The choice operator does not follow the rule “If X, then Y, otherwise Z”, unlike the conditional operator. Instead, the program compares the input value with existing cases and performs only the case that matches the input value. Consider the first two blocks in more detail.
The first two blocks of the operator of choice
First, a random number is generated and written to
А
. Now the program initializes the select statement, equating the temporary variable
var_D0
with
А
, then checks that it is equal to at least one of the cases. If
var_D0
a default value is required, the program will follow the green arrow to the final return section from the subroutine.
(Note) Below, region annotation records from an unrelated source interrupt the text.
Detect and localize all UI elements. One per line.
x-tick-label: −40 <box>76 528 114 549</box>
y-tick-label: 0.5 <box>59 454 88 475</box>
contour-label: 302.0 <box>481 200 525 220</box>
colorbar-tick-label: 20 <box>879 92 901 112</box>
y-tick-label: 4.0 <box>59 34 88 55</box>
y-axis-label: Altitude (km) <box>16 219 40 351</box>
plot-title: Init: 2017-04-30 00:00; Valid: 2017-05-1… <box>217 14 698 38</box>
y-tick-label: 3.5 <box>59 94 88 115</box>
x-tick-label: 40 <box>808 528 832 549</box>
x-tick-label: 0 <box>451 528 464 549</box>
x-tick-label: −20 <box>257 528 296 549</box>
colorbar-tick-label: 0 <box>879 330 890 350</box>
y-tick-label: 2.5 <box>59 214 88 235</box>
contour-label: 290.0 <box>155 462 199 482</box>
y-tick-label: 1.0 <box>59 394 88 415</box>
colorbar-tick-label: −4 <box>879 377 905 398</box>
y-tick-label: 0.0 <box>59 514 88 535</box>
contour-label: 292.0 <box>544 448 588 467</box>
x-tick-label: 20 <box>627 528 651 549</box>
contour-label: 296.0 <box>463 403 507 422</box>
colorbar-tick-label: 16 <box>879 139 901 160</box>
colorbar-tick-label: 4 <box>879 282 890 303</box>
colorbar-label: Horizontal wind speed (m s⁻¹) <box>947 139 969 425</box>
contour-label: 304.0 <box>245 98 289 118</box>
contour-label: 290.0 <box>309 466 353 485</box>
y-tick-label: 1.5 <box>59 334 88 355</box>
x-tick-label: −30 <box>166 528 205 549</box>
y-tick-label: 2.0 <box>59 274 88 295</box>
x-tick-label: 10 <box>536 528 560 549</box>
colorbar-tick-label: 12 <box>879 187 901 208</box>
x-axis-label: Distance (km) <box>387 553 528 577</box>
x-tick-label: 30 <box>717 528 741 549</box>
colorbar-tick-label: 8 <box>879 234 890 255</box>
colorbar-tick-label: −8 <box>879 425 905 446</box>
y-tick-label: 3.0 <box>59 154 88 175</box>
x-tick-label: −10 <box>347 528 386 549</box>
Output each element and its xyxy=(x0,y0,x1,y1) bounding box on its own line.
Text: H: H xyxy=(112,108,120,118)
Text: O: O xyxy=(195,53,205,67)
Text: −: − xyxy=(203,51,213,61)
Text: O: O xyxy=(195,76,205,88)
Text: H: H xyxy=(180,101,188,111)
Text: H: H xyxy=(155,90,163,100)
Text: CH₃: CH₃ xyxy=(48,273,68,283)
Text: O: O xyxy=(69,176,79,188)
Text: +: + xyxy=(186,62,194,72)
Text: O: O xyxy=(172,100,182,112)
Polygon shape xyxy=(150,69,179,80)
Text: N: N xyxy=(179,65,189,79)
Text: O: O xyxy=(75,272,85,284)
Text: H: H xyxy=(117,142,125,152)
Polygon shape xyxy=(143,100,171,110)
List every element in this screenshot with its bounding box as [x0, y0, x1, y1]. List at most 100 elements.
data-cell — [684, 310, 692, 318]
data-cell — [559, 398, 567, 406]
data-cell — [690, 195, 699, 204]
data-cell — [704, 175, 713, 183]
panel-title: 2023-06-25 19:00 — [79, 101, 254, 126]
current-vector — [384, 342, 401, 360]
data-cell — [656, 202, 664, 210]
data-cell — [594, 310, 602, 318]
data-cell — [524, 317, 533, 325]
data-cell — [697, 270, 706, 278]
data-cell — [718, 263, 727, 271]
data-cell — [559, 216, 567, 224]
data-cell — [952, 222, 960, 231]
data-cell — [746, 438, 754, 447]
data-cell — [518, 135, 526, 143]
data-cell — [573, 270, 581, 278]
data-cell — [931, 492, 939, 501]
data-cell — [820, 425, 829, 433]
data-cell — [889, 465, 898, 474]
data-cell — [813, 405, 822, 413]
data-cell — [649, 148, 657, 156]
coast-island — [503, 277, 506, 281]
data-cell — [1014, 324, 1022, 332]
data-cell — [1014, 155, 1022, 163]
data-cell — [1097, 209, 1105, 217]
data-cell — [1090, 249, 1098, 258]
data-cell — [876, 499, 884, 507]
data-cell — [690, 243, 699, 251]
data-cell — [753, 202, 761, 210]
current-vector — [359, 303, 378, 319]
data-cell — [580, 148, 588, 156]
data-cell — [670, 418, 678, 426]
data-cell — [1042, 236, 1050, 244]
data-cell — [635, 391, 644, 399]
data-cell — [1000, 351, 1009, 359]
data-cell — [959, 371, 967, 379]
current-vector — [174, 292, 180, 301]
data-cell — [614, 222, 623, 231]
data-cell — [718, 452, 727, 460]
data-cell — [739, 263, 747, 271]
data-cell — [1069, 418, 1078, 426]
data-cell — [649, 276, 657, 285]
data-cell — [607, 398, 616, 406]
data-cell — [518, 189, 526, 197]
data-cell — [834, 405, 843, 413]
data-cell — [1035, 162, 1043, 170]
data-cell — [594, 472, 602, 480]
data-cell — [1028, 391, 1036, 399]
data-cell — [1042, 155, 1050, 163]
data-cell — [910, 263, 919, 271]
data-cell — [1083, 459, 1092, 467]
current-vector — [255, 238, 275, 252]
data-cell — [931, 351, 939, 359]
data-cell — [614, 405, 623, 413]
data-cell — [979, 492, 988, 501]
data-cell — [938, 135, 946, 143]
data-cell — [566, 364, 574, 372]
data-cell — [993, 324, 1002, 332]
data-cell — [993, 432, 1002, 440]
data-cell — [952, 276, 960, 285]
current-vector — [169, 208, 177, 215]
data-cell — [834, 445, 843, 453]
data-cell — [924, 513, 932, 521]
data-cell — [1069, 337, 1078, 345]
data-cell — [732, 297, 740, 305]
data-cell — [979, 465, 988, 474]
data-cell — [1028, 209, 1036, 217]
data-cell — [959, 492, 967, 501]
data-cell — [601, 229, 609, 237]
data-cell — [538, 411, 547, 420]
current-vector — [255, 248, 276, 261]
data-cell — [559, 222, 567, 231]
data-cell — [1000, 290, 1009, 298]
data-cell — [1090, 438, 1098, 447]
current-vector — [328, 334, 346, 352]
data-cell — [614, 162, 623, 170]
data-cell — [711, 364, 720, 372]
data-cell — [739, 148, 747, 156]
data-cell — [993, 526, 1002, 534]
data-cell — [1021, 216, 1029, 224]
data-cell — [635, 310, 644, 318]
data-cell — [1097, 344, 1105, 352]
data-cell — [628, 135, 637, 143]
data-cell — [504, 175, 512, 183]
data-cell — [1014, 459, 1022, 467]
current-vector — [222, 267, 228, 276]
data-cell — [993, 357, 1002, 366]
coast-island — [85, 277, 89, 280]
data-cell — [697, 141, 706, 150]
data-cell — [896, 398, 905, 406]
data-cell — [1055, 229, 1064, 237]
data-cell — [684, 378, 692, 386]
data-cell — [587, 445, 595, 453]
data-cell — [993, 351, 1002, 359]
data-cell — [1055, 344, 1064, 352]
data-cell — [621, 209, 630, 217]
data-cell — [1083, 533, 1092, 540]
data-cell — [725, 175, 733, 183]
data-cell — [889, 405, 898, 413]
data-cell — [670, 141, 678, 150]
Otherwise, the program will make the transition to the desired one
case
.
If it
var_D0 (A)
is equal to 5, then the code will go to the section shown above, output “5” and then go to the return section.
PUser input
In this section, we will look at user input using a stream
In this function, we simply write the string to the variable of the sentence using the C ++ cin function and then output the sentence using the operator
printf()
.
Let's sort it out in machine code. First, the function
cin
:
cin (C ++)
First, the string variable is initialized
sentence
, then the call
cin
and the entry of the entered data into
sentence
.
C ++ cin function more detailed
First, the program sets the contents of the sentence variable to EAX, then pushes EAX onto the stack, from where the value of the variable will be used as a parameter for the stream
cin
, then the stream operator >> is called. Its output is placed on ECX, which is then pushed onto the stack for the operator
printf()
:
We considered only the basic principles of the software at a low level. Without these fundamentals, it is impossible to understand the work of software and, accordingly, to engage in its research.